Original languageEnglish
JournalDiabetologia
DateAccepted/In press - 22 Jul 2019

Abstract

Epigenetics encapsulates a group of molecular mechanisms including DNA methylation, histone modification and microRNAs (miRNAs). Gestational diabetes (GD) increases the risk of adverse perinatal outcomes and is associated with future offspring risk of obesity and type 2 diabetes (T2D). It has been hypothesised that epigenetic mechanisms mediate an effect of GD on offspring adiposity and T2D and this could provide a modifiable mechanism to reduce T2D in the next generation. Evidence for this hypothesis is lacking. Epigenetic epidemiology could also contribute to reducing T2D by identifying biomarkers that accurately predict risk of GD and its associated future adverse outcomes.

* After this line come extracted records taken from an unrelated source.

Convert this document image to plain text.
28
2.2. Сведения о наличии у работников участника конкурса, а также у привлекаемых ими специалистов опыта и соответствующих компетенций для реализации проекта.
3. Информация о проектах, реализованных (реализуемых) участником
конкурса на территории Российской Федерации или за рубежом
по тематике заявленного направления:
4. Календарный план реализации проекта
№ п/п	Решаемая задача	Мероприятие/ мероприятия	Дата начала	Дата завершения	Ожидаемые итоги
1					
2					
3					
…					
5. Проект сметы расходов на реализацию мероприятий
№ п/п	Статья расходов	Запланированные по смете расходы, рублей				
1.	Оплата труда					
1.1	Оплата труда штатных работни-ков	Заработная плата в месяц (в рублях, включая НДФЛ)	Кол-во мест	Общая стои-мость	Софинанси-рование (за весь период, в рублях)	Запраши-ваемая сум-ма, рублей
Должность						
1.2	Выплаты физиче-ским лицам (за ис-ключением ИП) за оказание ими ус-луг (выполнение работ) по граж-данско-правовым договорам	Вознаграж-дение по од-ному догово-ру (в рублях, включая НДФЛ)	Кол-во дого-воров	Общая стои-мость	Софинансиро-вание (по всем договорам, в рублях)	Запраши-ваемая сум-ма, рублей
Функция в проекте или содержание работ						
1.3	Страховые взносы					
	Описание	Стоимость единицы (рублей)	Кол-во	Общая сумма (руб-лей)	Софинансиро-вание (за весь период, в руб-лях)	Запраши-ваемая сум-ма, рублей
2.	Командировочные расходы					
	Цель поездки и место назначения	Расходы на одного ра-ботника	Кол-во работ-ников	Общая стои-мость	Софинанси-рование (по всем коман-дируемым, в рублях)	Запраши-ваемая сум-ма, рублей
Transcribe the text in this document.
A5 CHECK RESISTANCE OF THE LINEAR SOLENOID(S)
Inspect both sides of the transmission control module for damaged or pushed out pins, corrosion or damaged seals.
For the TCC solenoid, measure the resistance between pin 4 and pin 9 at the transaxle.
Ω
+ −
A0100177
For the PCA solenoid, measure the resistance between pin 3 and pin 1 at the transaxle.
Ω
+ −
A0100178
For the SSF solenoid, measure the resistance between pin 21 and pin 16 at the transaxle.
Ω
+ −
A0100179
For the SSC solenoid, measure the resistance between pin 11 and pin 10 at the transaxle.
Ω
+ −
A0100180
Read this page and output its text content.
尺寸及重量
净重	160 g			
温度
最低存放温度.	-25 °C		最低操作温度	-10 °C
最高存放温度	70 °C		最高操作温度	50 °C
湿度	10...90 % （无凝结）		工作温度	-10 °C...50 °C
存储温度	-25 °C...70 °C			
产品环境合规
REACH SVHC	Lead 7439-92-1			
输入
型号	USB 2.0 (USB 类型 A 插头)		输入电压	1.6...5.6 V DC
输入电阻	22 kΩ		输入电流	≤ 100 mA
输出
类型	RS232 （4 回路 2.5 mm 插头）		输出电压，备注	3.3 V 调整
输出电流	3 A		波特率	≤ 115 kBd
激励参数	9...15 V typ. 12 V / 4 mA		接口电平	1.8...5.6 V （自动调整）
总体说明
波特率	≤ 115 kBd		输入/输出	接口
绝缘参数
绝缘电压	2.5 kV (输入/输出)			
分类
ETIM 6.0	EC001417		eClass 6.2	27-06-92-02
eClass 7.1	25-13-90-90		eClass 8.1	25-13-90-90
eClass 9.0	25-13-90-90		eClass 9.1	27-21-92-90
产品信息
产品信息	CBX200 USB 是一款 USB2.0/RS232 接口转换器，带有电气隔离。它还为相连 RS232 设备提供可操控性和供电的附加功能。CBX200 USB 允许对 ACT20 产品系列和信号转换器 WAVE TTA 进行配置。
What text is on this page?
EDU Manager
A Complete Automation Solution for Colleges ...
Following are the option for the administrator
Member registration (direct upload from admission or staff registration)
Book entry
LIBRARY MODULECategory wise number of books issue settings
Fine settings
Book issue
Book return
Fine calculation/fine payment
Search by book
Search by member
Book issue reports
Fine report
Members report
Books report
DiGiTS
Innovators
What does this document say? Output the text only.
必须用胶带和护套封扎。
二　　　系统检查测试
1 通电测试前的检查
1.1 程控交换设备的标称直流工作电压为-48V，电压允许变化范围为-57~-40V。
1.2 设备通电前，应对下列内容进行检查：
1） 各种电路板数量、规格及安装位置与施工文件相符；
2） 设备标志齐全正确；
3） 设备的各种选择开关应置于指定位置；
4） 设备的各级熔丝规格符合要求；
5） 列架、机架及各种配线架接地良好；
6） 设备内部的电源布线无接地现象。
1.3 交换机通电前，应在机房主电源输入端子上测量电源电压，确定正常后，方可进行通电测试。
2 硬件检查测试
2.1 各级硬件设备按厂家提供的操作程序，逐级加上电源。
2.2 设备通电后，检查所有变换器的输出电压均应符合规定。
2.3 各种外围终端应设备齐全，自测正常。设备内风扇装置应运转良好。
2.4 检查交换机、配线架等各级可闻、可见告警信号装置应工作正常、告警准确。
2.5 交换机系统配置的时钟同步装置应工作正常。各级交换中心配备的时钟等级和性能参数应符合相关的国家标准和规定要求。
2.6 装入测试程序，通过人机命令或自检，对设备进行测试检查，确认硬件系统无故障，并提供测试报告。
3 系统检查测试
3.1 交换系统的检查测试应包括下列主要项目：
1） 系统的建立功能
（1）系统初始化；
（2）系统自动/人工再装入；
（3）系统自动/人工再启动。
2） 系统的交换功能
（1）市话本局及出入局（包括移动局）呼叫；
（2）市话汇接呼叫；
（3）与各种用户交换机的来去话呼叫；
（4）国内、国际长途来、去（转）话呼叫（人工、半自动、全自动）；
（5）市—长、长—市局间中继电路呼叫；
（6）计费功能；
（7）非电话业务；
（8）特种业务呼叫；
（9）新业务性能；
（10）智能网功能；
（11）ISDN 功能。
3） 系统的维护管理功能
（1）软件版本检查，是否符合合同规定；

We reviewed published human studies that explored associations between any of maternal GD, T2D, gestational fasting or post-load glucose and any epigenetic marker (DNA methylation, histone modification or miRNA). Of the 81 relevant studies we identified, most focused on the potential role of epigenetic mechanisms in mediating intrauterine effects of GD on offspring outcomes. Studies were small (median total number of participants =58; median GD cases =27) and mostly did not attempt replication. The most common epigenetic measure analysed was DNA methylation. Most studies that aimed to explore epigenetic mediation examined associations of in utero exposure to GD with offspring cord- or infant-blood/placenta DNA methylation. Exploration of any causal effect, or effect on downstream offspring outcomes, was lacking.
There is a need for more robust methods to explore the role of epigenetic mechanisms as possible mediators of effects of exposure to GD on future risk of obesity and T2D. Research to identify epigenetic biomarkers to improve identification of women at risk of GD and its associated adverse (maternal and offspring) outcomes is currently rare but could contribute to future tools for accurate risk stratification.